Understanding the age and history of the green wall at Madeira Drive is taking some research! Comments and materials welcome…here’s what we understand so far.
1. Early 1700s
Beorthelm’s-tun, by now ‘Brighthelmstone’, remained a small fishing village (population circa two thousand) until the 1780s. The first sea defences were erected in Brighton in 1723 (funded from the first local taxes), and Georgian Brighton developed from 1780.
So for the first half of the 18th Century, and certainly before that time, the East Cliff can be considered relatively ‘natural’. It may have looked similar to West Beach at Newhaven, shown below, with erosion and colonisation by a range of native coastal plants.
Newhaven West Beach, Sussex University
2. Early 1800s.
Plants, almost certainly established naturally, are visible on the East Cliff (if you squint) as shown in this Constable painting of the Royal Suspension Chain Pier dated 1824-27 . Kemptown development begins in 1823.
The book ‘In the news Brighton’ confirms that the East Cliff was faced with cement between 1827 and 1838, shortly after Constable’s painting. This ‘splendid and useful structure’ cost £100,000, stretches for 2 miles, and is composed of ‘concrete cement…boulder stones, lime and sand’. More at My Brighton & Hove.
According to Measuringworth.com that’s about £8 million in today’s money in terms of relative purchasing power.
4. Late 19th Century
Madeira Road (later Drive) construction begins in 1870. It would make sense to think that the planting took place at or after this time.
However this painting from the 1870s shows the plants already well established.
This is by William Earp (undated) – possibly 1870s.
Notes from J.R.B. Evison’s 1969 book ‘Gardening By the Sea’ records ‘Japanese Privet’ planted on the cliff face in 1882 at least. Evison was Director of Parks at Brighton 1951 onwards.

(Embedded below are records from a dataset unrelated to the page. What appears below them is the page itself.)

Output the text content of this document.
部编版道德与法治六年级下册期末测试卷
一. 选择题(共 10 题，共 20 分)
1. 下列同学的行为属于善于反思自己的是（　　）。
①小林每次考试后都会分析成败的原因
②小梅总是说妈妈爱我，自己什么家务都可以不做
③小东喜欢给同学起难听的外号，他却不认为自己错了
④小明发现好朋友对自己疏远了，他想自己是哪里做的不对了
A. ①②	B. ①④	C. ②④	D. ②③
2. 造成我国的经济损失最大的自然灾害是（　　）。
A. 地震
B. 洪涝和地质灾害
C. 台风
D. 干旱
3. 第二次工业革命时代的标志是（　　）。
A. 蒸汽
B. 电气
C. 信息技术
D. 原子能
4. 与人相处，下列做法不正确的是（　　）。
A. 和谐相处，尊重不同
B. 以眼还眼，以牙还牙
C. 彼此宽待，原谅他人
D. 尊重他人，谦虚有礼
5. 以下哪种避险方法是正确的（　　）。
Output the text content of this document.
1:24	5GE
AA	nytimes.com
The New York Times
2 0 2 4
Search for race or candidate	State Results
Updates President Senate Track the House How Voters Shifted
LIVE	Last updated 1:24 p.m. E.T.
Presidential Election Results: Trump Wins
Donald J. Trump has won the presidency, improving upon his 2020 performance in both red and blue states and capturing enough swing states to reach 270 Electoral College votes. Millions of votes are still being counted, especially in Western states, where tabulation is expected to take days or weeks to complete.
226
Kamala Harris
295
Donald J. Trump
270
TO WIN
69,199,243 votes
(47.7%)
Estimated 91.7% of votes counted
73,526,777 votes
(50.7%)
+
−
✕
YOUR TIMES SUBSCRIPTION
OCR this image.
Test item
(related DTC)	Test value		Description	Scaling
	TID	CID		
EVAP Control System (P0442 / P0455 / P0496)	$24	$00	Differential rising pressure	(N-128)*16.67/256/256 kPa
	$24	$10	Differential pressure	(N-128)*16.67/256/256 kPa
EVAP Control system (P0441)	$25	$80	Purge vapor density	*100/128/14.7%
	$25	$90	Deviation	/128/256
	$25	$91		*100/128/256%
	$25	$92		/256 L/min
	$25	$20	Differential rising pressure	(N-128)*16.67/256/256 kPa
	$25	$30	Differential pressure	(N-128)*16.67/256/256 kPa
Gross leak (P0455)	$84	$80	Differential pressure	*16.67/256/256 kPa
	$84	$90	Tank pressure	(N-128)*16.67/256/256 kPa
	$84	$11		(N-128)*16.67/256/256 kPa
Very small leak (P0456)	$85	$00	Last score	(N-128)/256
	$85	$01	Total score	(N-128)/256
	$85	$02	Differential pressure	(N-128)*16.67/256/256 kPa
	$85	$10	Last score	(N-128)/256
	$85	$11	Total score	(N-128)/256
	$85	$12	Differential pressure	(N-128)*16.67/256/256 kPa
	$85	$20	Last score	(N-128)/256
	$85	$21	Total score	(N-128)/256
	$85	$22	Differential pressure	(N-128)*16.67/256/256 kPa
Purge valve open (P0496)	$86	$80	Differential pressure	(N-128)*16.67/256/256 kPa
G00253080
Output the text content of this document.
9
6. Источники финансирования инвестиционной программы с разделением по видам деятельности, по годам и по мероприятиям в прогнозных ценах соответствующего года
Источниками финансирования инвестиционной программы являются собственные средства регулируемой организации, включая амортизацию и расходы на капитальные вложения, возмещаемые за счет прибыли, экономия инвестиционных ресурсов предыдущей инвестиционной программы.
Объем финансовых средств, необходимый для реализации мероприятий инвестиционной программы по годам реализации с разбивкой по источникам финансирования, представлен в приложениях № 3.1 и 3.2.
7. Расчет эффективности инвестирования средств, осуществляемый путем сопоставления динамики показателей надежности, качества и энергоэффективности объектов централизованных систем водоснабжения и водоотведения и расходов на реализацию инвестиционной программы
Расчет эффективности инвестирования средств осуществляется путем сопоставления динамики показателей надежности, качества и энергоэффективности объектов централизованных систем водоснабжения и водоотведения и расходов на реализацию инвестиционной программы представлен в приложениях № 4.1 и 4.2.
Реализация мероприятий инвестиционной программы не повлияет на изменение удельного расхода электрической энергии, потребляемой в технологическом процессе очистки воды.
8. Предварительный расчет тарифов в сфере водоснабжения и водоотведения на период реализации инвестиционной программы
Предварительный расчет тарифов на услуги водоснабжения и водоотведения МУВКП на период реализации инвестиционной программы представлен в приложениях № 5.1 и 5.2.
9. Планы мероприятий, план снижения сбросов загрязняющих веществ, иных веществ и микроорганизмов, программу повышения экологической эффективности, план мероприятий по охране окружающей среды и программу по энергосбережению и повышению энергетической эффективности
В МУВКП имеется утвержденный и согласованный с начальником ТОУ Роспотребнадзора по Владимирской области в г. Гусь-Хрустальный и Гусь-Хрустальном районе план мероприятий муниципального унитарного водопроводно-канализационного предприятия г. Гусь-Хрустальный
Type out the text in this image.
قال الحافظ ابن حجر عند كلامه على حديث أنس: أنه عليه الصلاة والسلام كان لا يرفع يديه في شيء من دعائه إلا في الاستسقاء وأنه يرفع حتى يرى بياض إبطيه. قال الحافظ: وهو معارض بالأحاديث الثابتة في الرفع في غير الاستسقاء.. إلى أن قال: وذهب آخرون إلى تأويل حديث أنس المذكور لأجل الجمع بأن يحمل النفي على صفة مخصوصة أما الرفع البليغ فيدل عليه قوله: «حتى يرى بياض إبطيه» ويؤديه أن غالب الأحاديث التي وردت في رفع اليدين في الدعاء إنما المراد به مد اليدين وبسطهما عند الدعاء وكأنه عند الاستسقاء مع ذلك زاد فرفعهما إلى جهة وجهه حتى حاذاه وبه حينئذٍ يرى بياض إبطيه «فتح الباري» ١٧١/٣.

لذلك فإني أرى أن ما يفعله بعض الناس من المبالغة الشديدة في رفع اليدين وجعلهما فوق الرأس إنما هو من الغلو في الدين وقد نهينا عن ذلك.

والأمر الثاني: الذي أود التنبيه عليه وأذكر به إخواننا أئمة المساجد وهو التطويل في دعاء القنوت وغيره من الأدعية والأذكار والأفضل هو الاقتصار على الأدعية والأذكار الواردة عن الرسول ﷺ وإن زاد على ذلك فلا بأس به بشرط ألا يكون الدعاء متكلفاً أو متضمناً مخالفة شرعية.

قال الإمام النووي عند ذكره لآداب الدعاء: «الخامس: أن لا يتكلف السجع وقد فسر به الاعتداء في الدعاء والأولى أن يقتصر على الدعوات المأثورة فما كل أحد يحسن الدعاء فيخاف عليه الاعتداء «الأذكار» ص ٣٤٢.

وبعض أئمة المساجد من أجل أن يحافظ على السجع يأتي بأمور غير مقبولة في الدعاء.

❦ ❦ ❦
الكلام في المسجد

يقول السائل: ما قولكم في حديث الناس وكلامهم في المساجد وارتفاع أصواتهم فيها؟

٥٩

Evison notes ‘I have only seen it [flowering] on the cliff face at Brighton where plants set out in 1882 are some 60ft high…’
If that’s right, then Spindle – on Brighton seafront at least – grows at almost one and a half feet a year!
Looking for clues in botanical circles hasn’t helped much either yet. The GB Non-Native Species Secretariat incorrectly states that Japanese Spindle (the plant well established on the cliff now) was first recorded in the UK in 1897. Evison shows was here at least 25 years earlier, and this text has it introduced in England in 1804!
A nice later picture dated between 1883 and 1896 showing the planting well established on the rendered cliff face (and the old aquarium clock tower!).
- East from the Sealife Centre
5. So…when was it planted!
Safe to say we’re not certain – not from this evidence at least. Again, shout if you know something we don’t!
Best (vague) date for a Japanese Spindle-based wall is mid-19th Century, if pushed then I’d go for 1870. But there has certainly been cliff vegetation on this site since work began on the Kemptown estate in 1823, and earlier through history as a natural part of the South coast seaside.
The modern green wall at Madeira Drive has honorable roots indeed.